В одну из таких коротких вылазок — до посинения и обратно, — я обнаружила куст боярышника, усыпанный полупрозрачными мороженными ягодами, и решила набрать немного в карман для Машеньки — ей сейчас особенно витамины нужны.
— Замерзнешь, ведьмочка, — пробасил сопровождающий разбойник, и заботливо накинул мне на плечи свой тулуп. Я тут же по колени утонула в снегу. Приближалась весна (а может, и шла полным ходом: под землей мы не то что часов — дней не наблюдали), и ноздреватый, рыхлый снег не выдерживал человека даже в деревянных "ластах". Единственная уступка, на которую пошел атаман — драная шаль, которой худо-бедно можно было обмотать шею и плечи. Под теплым тулупом я быстро согрелась:
— Спасибо... Ой!
Длинный шип боярышника коварно воткнулся в палец. Густая красная капля медленно набухла, и драгоценным камнем упала на снег. В сердце зашевелилась острая колючка тревоги — за короля. Не верится, что своим ведовским шарлатанством при дворе я насолила кому-то до смерти. Скорее всего, некто решил устранить со своего пути препятствие — ведь моя официальная должность включает в себя функции магического телохранителя, заслоняющего монарха от дурного завистливого глаза. Ну, во всяком случае, пугала для суеверных врагов. И, судя по всему, пугала хорошего — еще так спалилась с этой отравленной едой... Дураку ясно, что это колдовство — не просто же так, из-за плохого настроения, придворная чародейка охаяла рагу! А теперь сижу в лесу, где не то, что защитить — какой из меня защитник, по совести говоря! — даже предупредить об опасности никого не могу. Вся надежда, что Инквизитор сложит два и два, и догадается, что мы с Машенькой не подались в бега, а пропали не по своей воле.

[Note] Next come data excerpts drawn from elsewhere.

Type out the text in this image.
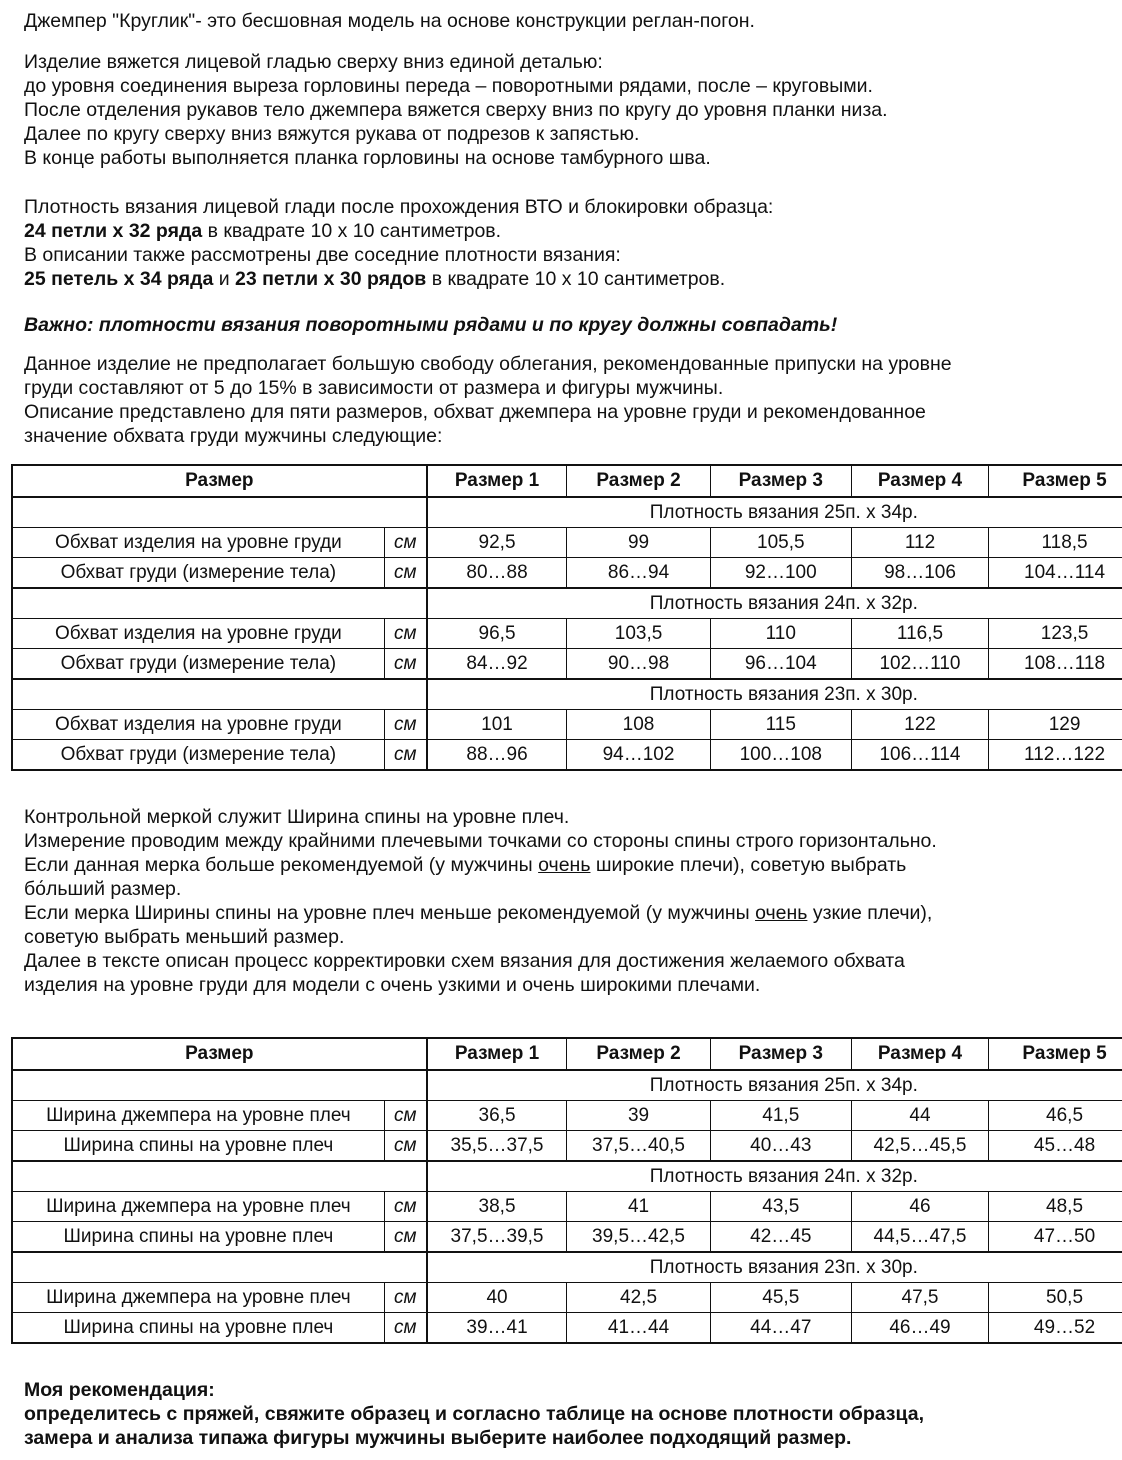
Джемпер "Круглик"- это бесшовная модель на основе конструкции реглан-погон.

Изделие вяжется лицевой гладью сверху вниз единой деталью:
до уровня соединения выреза горловины переда – поворотными рядами, после – круговыми.
После отделения рукавов тело джемпера вяжется сверху вниз по кругу до уровня планки низа.
Далее по кругу сверху вниз вяжутся рукава от подрезов к запястью.
В конце работы выполняется планка горловины на основе тамбурного шва.

Плотность вязания лицевой глади после прохождения ВТО и блокировки образца:
24 петли х 32 ряда в квадрате 10 х 10 сантиметров.
В описании также рассмотрены две соседние плотности вязания:
25 петель х 34 ряда и 23 петли х 30 рядов в квадрате 10 х 10 сантиметров.

Важно: плотности вязания поворотными рядами и по кругу должны совпадать!

Данное изделие не предполагает большую свободу облегания, рекомендованные припуски на уровне
груди составляют от 5 до 15% в зависимости от размера и фигуры мужчины.
Описание представлено для пяти размеров, обхват джемпера на уровне груди и рекомендованное
значение обхвата груди мужчины следующие:

Размер		Размер 1	Размер 2	Размер 3	Размер 4	Размер 5
		Плотность вязания 25п. х 34р.				
Обхват изделия на уровне груди	см	92,5	99	105,5	112	118,5
Обхват груди (измерение тела)	см	80…88	86…94	92…100	98…106	104…114
		Плотность вязания 24п. х 32р.				
Обхват изделия на уровне груди	см	96,5	103,5	110	116,5	123,5
Обхват груди (измерение тела)	см	84…92	90…98	96…104	102…110	108…118
		Плотность вязания 23п. х 30р.				
Обхват изделия на уровне груди	см	101	108	115	122	129
Обхват груди (измерение тела)	см	88…96	94…102	100…108	106…114	112…122

Контрольной меркой служит Ширина спины на уровне плеч.
Измерение проводим между крайними плечевыми точками со стороны спины строго горизонтально.
Если данная мерка больше рекомендуемой (у мужчины очень широкие плечи), советую выбрать
бо́льший размер.
Если мерка Ширины спины на уровне плеч меньше рекомендуемой (у мужчины очень узкие плечи),
советую выбрать меньший размер.
Далее в тексте описан процесс корректировки схем вязания для достижения желаемого обхвата
изделия на уровне груди для модели с очень узкими и очень широкими плечами.

Размер		Размер 1	Размер 2	Размер 3	Размер 4	Размер 5
		Плотность вязания 25п. х 34р.				
Ширина джемпера на уровне плеч	см	36,5	39	41,5	44	46,5
Ширина спины на уровне плеч	см	35,5…37,5	37,5…40,5	40…43	42,5…45,5	45…48
		Плотность вязания 24п. х 32р.				
Ширина джемпера на уровне плеч	см	38,5	41	43,5	46	48,5
Ширина спины на уровне плеч	см	37,5…39,5	39,5…42,5	42…45	44,5…47,5	47…50
		Плотность вязания 23п. х 30р.				
Ширина джемпера на уровне плеч	см	40	42,5	45,5	47,5	50,5
Ширина спины на уровне плеч	см	39…41	41…44	44…47	46…49	49…52

Моя рекомендация:
определитесь с пряжей, свяжите образец и согласно таблице на основе плотности образца,
замера и анализа типажа фигуры мужчины выберите наиболее подходящий размер.
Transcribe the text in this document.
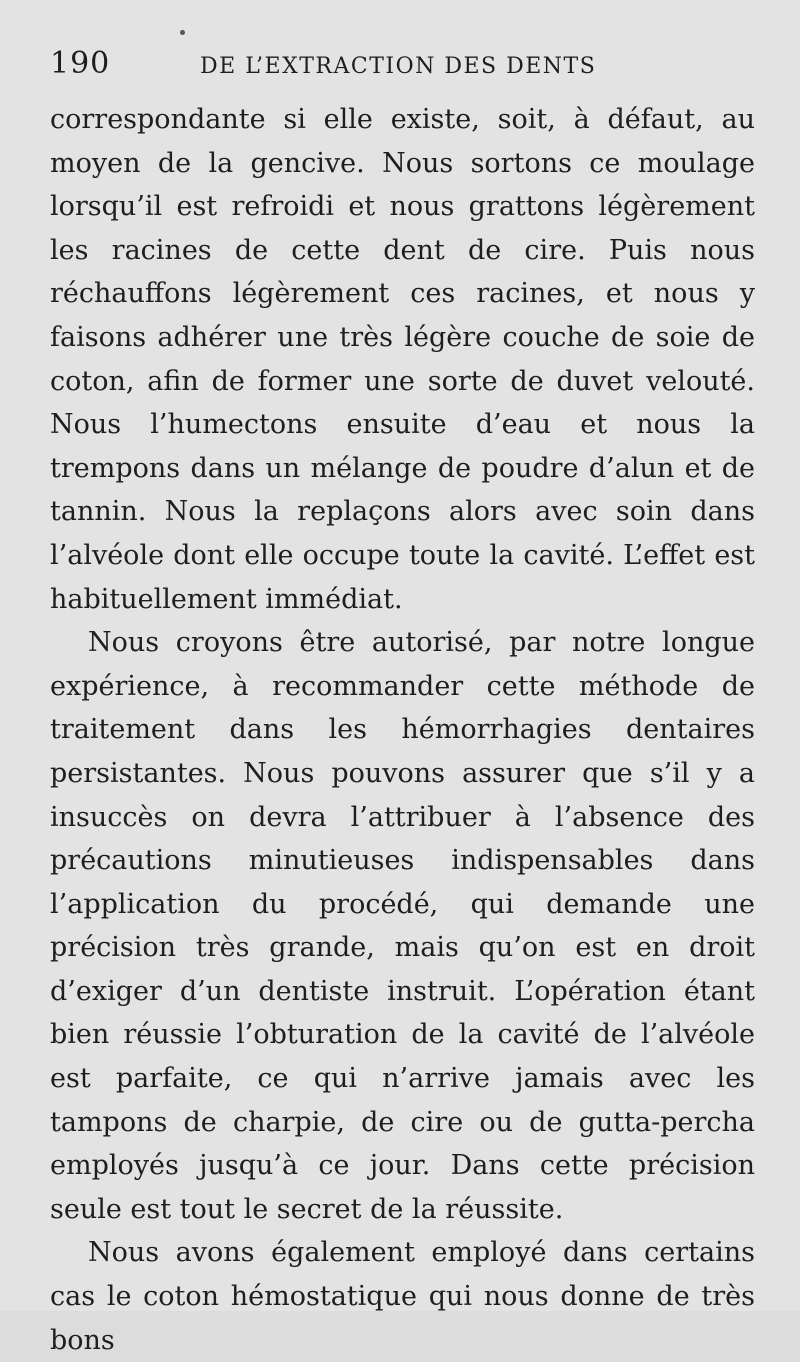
190	DE L’EXTRACTION DES DENTS

correspondante si elle existe, soit, à défaut, au moyen de la gencive. Nous sortons ce moulage lorsqu’il est refroidi et nous grattons légèrement les racines de cette dent de cire. Puis nous réchauffons légèrement ces racines, et nous y faisons adhérer une très légère couche de soie de coton, afin de former une sorte de duvet velouté. Nous l’humectons ensuite d’eau et nous la trempons dans un mélange de poudre d’alun et de tannin. Nous la replaçons alors avec soin dans l’alvéole dont elle occupe toute la cavité. L’effet est habituellement immédiat.

Nous croyons être autorisé, par notre longue expérience, à recommander cette méthode de traitement dans les hémorrhagies dentaires persistantes. Nous pouvons assurer que s’il y a insuccès on devra l’attribuer à l’absence des précautions minutieuses indispensables dans l’application du procédé, qui demande une précision très grande, mais qu’on est en droit d’exiger d’un dentiste instruit. L’opération étant bien réussie l’obturation de la cavité de l’alvéole est parfaite, ce qui n’arrive jamais avec les tampons de charpie, de cire ou de gutta-percha employés jusqu’à ce jour. Dans cette précision seule est tout le secret de la réussite.

Nous avons également employé dans certains cas le coton hémostatique qui nous donne de très bons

— Тихо! — внезапный толчок в спину застал врасплох — рассыпав собранные ягоды, я с размаху уткнулась лицом в снег. Тряхнув нависающую сосновую ветку, разбойник обрушил на меня сверху целый сугроб, и сам точно провалился сквозь землю. Догадавшись, что это не спроста, я не стала громко возмущаться и раньше времени подыматься из импровизированной берлоги, а послушно затаилась. Прохожие в лесу тоже разные бывают, могут такие бандиты попасться — похлеще моих. Да и честный купец сперва разрядит арбалет, а уж потом будет разбираться — в кого.
Сквозь толщу спрессованного снега чувствовалась дрожь земли — сюда приближался всадник. В таких сугробах лошадь завязнет по пузо, значит, где-то рядом проходит наезженная дорога. Еще не зная, как такая информация может мне пригодиться, я мысленно завязала узелок на память, и аккуратно прочистила уши. Пожалуй, топот слишком частый — не всадник, а пара коней в упряжке. Или даже тройка... Как бы узнать точно, кто это едет?
Точно по заказу, экипаж остановился у самой сосны, давшей мне приют и покров. Скрипнула дверца — карета! Кто-то тяжело выпрыгнул на землю и, судя по звукам, принялся нетерпеливо пританцовывать на месте, оглядываясь по сторонам.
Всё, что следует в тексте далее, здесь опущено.